Pustaka
Bahasa Indonesia
Bab
Pengaturan

10. Together

"Ini," Ares duduk di bangku sebelah Lisa, menyodorkan es krim berwarna pink padanya. "Suka strawberry, kan?" tanya pemuda Reigara itu.

Lisa yang sejak tadi fokus membalas pesan Vian mendongak, menerima uluran es krim dari Ares.

"Makasih," ujarnya singkat. Lisa suka semua rasa es krim, tapi rasa yang paling ia suka adalah rasa strawberry. Itu rasa paling enak di dunia menurutnya.

Menjilat es krim yang ia bawa di tangan, Lisa menyapu pandang ke sekitarnya. Ia baru menyadari jika keadaan yang ia rasakan sekarang sama seperti yang terjadi seminggu yang lalu. Hari yang sama, waktu yang sama, es krim yang sama, bangku serta suasana yang sama---taman kota selalu ramai dengan anak kecil dan beberapa orang dewasa setiap sore. Yang berbeda hanyalah hari esoknya. Hari libur yang tidak biasa, tapi juga bukan berarti hari libur yang luar biasa baginya.

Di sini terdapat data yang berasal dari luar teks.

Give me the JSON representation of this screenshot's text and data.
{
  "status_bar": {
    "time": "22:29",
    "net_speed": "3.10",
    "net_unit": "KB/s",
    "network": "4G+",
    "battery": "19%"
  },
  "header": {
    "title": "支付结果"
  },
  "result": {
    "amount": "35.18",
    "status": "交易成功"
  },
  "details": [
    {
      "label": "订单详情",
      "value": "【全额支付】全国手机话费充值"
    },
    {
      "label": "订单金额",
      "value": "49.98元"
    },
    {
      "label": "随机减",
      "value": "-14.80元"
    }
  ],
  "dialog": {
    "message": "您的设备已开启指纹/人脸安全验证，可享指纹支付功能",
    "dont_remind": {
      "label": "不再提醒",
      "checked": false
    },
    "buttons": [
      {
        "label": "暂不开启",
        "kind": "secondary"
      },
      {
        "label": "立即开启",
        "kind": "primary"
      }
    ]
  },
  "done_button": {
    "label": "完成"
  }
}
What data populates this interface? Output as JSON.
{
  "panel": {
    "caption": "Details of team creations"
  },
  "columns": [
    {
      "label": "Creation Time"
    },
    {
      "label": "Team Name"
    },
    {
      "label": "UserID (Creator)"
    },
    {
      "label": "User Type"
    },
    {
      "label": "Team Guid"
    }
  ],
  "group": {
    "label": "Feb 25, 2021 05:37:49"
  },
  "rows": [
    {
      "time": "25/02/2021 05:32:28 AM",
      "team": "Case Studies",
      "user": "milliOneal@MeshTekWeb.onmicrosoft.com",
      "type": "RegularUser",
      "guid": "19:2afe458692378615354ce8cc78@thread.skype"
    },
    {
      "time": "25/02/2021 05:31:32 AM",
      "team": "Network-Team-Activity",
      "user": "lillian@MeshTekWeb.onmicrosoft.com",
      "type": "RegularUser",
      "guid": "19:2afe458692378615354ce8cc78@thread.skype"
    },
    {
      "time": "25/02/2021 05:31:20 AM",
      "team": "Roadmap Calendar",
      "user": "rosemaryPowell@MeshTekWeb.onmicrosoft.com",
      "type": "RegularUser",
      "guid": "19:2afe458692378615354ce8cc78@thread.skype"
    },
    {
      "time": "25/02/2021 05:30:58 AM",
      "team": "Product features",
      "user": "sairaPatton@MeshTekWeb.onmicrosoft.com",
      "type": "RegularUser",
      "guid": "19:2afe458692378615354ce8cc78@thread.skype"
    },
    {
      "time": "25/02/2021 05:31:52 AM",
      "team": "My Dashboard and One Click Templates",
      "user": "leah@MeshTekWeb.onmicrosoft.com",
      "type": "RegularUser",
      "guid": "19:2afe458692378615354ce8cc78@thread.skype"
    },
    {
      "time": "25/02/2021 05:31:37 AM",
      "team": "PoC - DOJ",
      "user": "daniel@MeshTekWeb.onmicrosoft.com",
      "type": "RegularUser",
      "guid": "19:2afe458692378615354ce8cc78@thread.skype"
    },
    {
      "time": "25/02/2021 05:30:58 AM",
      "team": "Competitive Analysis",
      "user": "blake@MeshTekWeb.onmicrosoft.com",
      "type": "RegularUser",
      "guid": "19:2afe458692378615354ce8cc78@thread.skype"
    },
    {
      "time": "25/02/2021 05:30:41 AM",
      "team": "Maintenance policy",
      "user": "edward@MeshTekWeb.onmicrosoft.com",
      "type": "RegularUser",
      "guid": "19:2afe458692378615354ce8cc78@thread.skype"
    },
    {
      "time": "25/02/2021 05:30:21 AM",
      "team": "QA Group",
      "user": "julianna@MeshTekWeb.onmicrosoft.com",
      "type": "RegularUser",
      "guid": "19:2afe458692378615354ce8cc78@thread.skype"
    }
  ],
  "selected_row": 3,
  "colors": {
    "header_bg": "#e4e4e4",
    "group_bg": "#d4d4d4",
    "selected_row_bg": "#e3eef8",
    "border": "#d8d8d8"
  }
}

"Nggak suka boneka ini ya, Sa?" Tiba-tiba Ares bertanya.

Lisa mengernyitkan dahi. "Kata siapa?" jawabnya. Lisa itu suka jerapah. Itu hewan favorit keduanya setelah cheetah. Bahkan ia menahan diri sedari tadi untuk tidak mengambil boneka yang kelewat menggemaskan itu dari tangan Ares. Lisa ingin sekali memeluknya, sungguh!

Lisa memang lebih suka hewan yang tidak bisa dipelihara dan tidak bisa disentuh. Bahkan hanya bisa diamati dari kejauhan. Ada rasa sedih menyenangkan tersendiri saat memandangi mereka dari kejauhan di kebun binatang maupun di hp. Rasanya seperti sedang mengagumi seseorang yang tidak mungkin digapai seperti doi saja. Tidak jelas memang. Tapi begitulah Lisa. Berbeda dengan kucing yang kapan saja bisa dimiliki dan disentuh, Lisa perlu menghalu untuk menyentuh serta memiliki jerapah dan cheetah sungguhan.

"Nggak. Cuman nanya. Bonekanya mau kubuang soalnya. Udah bosen," ujar Ares.

"Jangan!" seru Lisa. Dasar, Ares! Seenak jidat membuang boneka semenggemaskan itu. Bilang sudah bosan pula. Padahal baru didapat sejam yang lalu.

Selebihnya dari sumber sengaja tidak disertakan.